Nel 2021, Dario Casalini ha pubblicato il libro Vestire buono, pulito e giusto, che sarà presto tradotto in inglese e francese dall'editore Cohen & Cohen, in cui fornisce una documentata analisi dell'industria tessile e del suo impatto sull'ambiente. Partendo da lì, l'anno successivo inizia a lavorare su un progetto più strutturato e forma la rete Slow Fiber.

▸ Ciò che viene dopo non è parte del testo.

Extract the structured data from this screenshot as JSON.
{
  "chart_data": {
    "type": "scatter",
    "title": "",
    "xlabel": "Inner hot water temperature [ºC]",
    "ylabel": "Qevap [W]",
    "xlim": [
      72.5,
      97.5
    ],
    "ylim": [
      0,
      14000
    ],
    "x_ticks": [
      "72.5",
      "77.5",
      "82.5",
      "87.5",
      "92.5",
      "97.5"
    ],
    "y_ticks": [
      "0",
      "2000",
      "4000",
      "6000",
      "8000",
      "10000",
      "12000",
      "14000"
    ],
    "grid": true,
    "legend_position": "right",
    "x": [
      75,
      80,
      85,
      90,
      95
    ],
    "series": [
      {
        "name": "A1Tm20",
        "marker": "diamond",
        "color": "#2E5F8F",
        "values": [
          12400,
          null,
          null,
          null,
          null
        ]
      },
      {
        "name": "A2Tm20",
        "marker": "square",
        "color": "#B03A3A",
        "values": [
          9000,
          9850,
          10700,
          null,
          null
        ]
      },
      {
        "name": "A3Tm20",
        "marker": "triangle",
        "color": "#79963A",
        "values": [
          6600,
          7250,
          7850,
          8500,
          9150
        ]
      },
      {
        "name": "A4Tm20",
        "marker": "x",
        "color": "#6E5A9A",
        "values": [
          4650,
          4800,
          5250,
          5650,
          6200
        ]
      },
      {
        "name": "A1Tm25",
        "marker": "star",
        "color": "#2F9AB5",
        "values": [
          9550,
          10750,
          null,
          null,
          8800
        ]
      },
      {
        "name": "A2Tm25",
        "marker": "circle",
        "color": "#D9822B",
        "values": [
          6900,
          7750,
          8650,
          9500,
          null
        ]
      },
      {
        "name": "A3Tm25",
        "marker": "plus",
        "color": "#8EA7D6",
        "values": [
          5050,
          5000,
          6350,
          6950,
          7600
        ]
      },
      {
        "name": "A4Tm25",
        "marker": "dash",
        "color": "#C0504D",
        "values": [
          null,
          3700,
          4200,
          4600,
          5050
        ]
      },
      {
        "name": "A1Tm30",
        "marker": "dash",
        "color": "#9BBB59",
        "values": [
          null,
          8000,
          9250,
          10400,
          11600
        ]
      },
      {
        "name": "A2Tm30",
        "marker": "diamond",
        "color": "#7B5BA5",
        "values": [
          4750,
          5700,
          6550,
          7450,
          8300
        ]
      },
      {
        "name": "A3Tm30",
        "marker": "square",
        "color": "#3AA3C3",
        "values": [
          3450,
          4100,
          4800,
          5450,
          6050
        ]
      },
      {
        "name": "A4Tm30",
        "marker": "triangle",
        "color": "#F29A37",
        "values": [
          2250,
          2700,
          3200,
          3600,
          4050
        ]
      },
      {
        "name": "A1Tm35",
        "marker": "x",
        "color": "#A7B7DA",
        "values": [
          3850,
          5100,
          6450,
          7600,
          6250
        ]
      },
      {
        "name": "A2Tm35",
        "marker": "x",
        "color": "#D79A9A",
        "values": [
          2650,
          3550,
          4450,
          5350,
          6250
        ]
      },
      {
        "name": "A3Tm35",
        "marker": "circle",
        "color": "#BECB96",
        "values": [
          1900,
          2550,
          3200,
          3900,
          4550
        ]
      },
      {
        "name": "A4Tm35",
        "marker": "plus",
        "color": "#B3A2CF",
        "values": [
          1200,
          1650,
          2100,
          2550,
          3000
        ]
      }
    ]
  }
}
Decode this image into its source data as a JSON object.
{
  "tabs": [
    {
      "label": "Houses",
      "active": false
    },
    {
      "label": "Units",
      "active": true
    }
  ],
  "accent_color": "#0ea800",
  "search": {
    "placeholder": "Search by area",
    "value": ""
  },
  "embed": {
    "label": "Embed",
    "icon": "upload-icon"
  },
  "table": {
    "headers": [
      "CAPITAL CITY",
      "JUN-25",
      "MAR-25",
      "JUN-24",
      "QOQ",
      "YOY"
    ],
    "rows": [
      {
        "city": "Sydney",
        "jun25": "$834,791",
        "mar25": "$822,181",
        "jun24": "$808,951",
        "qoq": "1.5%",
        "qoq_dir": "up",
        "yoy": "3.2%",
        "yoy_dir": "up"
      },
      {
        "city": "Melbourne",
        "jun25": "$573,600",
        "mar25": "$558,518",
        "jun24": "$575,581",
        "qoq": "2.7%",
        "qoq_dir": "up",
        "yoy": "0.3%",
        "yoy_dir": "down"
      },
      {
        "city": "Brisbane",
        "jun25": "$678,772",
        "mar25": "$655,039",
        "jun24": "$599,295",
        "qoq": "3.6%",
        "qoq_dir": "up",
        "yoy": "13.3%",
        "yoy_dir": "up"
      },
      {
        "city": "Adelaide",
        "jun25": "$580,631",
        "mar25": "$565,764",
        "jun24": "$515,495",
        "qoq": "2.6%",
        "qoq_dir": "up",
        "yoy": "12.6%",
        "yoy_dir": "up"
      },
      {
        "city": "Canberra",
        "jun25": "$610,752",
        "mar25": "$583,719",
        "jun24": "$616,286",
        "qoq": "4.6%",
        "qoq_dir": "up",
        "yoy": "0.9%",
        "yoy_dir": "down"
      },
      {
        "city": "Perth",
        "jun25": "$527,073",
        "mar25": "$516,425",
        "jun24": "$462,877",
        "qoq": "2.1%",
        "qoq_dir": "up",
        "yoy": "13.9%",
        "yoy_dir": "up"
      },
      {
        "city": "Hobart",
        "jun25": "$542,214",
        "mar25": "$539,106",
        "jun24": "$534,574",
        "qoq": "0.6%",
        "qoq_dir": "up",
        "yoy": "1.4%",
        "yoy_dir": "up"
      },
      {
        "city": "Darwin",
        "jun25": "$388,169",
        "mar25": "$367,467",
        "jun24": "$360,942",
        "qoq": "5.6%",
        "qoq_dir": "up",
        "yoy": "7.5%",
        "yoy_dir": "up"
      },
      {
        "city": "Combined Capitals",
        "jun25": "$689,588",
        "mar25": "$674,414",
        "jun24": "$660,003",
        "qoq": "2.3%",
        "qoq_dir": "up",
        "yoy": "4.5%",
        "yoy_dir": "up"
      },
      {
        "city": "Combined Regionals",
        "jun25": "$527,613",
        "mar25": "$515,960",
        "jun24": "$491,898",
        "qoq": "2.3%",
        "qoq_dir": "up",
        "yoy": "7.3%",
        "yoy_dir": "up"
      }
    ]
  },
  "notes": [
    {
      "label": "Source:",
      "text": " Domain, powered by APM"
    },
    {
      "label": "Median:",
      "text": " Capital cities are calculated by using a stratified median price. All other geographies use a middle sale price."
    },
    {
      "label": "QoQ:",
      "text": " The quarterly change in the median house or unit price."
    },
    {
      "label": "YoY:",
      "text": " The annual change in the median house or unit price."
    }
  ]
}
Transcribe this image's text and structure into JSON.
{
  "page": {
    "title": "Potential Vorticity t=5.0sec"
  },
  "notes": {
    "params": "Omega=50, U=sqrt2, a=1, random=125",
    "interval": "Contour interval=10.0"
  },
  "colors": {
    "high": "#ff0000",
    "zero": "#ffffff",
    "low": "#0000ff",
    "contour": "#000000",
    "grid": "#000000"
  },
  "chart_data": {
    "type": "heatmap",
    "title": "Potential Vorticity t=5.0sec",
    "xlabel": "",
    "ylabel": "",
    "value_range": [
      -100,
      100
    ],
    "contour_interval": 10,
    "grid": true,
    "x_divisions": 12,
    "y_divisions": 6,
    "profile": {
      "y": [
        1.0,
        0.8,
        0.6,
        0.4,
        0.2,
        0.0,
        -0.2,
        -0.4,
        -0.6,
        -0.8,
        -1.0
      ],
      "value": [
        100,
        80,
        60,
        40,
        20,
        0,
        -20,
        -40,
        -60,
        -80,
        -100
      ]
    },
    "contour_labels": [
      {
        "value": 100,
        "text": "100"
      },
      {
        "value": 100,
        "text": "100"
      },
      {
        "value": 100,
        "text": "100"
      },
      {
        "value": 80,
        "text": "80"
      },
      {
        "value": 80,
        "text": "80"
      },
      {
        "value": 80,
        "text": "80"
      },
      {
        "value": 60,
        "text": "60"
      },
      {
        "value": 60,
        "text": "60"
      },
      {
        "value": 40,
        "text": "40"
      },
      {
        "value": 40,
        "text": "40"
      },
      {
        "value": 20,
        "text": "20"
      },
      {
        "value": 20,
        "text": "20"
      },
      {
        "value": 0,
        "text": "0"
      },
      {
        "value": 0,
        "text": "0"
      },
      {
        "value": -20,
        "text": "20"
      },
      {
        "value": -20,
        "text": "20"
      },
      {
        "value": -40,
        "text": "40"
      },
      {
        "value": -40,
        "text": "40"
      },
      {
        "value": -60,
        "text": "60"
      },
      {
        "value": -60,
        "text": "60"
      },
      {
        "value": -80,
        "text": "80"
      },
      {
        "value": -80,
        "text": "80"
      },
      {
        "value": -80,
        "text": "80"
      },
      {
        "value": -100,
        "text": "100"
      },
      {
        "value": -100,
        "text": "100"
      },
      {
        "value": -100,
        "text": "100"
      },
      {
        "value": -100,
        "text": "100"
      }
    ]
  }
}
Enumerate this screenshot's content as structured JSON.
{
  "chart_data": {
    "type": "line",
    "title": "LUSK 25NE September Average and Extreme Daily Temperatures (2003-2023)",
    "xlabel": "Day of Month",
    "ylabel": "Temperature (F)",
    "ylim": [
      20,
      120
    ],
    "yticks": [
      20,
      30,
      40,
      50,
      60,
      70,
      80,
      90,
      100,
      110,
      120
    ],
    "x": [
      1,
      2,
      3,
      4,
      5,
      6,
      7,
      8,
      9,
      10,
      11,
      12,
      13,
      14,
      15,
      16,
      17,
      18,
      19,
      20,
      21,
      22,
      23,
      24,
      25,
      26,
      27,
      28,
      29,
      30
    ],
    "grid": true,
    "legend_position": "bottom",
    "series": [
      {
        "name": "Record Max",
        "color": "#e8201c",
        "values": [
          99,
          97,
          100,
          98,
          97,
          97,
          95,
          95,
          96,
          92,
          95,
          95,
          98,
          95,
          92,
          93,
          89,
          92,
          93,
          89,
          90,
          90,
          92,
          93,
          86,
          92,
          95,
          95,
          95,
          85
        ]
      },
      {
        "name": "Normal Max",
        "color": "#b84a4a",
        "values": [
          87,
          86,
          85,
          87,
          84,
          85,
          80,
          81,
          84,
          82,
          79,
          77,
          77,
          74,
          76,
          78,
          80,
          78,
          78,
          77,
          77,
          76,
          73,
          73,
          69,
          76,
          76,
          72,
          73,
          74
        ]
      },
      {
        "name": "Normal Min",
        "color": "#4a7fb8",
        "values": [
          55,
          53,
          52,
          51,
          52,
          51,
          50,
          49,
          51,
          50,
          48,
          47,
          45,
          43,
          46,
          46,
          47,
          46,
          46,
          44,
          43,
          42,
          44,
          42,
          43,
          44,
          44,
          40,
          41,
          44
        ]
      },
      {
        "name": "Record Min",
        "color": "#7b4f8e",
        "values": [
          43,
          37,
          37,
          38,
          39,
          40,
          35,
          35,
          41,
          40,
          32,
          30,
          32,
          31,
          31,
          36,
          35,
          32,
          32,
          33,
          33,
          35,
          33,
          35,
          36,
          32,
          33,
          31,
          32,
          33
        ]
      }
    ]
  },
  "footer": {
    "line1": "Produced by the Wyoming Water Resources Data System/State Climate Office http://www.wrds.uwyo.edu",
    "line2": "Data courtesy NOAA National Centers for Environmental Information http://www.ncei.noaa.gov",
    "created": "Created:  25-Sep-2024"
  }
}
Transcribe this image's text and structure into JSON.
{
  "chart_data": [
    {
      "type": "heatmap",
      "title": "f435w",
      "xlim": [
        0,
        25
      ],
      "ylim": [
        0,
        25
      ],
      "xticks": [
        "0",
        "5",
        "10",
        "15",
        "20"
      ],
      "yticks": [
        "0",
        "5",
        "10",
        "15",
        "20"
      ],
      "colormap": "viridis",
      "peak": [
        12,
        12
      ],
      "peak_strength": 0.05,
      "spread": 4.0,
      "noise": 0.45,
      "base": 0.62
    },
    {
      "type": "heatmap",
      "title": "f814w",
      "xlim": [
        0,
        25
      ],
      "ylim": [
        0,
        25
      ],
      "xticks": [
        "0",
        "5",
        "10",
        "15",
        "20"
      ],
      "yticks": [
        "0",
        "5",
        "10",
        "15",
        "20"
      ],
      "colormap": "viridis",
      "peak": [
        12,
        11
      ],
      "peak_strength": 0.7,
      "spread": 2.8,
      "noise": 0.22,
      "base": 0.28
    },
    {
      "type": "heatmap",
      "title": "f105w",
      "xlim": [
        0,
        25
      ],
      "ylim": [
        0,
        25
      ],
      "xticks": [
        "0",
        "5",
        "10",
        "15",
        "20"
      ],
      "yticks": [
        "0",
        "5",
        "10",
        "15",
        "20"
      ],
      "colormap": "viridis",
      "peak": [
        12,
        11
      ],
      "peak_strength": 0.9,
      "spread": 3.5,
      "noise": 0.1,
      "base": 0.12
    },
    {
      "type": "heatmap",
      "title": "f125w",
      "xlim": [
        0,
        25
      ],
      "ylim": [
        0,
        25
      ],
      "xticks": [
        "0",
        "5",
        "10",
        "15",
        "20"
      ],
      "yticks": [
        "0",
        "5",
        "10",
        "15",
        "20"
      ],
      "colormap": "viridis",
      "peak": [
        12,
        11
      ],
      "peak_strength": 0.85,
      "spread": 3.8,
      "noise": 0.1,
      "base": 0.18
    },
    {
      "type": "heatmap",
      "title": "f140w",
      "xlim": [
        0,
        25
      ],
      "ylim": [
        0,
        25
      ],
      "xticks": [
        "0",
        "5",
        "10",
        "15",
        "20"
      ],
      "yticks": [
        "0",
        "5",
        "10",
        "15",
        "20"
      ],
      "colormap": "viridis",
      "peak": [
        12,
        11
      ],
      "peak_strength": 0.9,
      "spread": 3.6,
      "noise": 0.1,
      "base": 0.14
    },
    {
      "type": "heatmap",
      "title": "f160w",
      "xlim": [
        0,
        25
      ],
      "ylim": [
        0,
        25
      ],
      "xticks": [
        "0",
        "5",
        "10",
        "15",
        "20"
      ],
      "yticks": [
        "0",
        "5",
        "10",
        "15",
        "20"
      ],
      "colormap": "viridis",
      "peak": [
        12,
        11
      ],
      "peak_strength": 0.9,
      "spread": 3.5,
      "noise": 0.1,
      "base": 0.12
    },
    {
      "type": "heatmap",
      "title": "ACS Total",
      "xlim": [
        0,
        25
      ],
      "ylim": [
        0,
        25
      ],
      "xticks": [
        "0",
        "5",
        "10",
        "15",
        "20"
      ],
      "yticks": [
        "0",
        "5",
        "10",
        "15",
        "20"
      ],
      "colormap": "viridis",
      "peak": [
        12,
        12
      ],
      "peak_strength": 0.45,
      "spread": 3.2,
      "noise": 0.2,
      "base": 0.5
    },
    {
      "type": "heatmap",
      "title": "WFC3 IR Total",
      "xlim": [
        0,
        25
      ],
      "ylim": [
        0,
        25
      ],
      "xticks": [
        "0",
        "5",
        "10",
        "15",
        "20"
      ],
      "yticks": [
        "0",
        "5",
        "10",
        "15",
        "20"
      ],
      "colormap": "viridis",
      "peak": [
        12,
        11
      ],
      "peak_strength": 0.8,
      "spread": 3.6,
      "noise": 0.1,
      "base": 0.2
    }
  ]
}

Per il momento la rete conta sedici aziende, attive da generazioni (2.000 anni cumulati) che si trovano soprattutto a monte della filiera del Made in Italy, dalla produzione di filati e tessuti, passando per la nobilitazione dei materiali (tinture, lavaggi, ecc.) e la confezione. Insieme pesano 500 milioni di euro di fatturato e danno lavoro a più di 1.000 persone. In questo elenco, destinato a crescere, figurano, ad esempio, il polo produttivo di alta gamma Holding Moda e lo storico tessitore di lusso Vitale Barberis Canonico. Gli altri membri sono Oscalito, L'Opificio, Quagliotti, Remmert, Pettinatura Di Verrone, Tintoria 2000, Angelo Vasino SpA, Olcese Ferrari, Tintoria Felli, Manifattura Tessile Di Nole, Lane Cardate, Italfil, Pattern e Maglificio Maggia.
 
“Abbiamo creato una piattaforma e un manifesto che ci permettono di autoregolamentarci, stilando un elenco di un centinaio di criteri e indicatori che dovrebbero guidare le aziende a produrre in modo più virtuoso. Per far parte di Slow Fiber, una ventina di questi criteri sono obbligatori, mentre gli altri attribuiscono dei punti, con l'idea di migliorare il proprio record avanzando insieme”, spiega Dario Casalini. I criteri variano a seconda del tipo di produzione. Tra i criteri da rispettare assolutamente, quello di essere presenti sul territorio senza aver mai delocalizzato o il rispetto di tutte le direttive europee in materia di gestione dei prodotti chimici, ad esempio.
 
Il movimento vuole sensibilizzare il pubblico, ma anche gli operatori del settore, attorno a concetti chiave, che mettono al centro “la creazione di prodotti buoni, sani, puliti, giusti e sostenibili”, coprendo tutti i temi, dalla produzione, che dovrebbe essere più misurata e meno chimica, passando per la riduzione dell'impatto sull'ambiente, per l'impegno locale e sociale e anche per le condizioni di lavoro. “Abbiamo voluto creare un modello che potesse essere applicato ovunque nel mondo. Il nostro obiettivo è allargare la nostra base ed educare il consumatore finale. Impegnarsi da soli nel proprio angolo non basta più, bisogna dare una visione”, conclude il fondatore di Slow Fiber.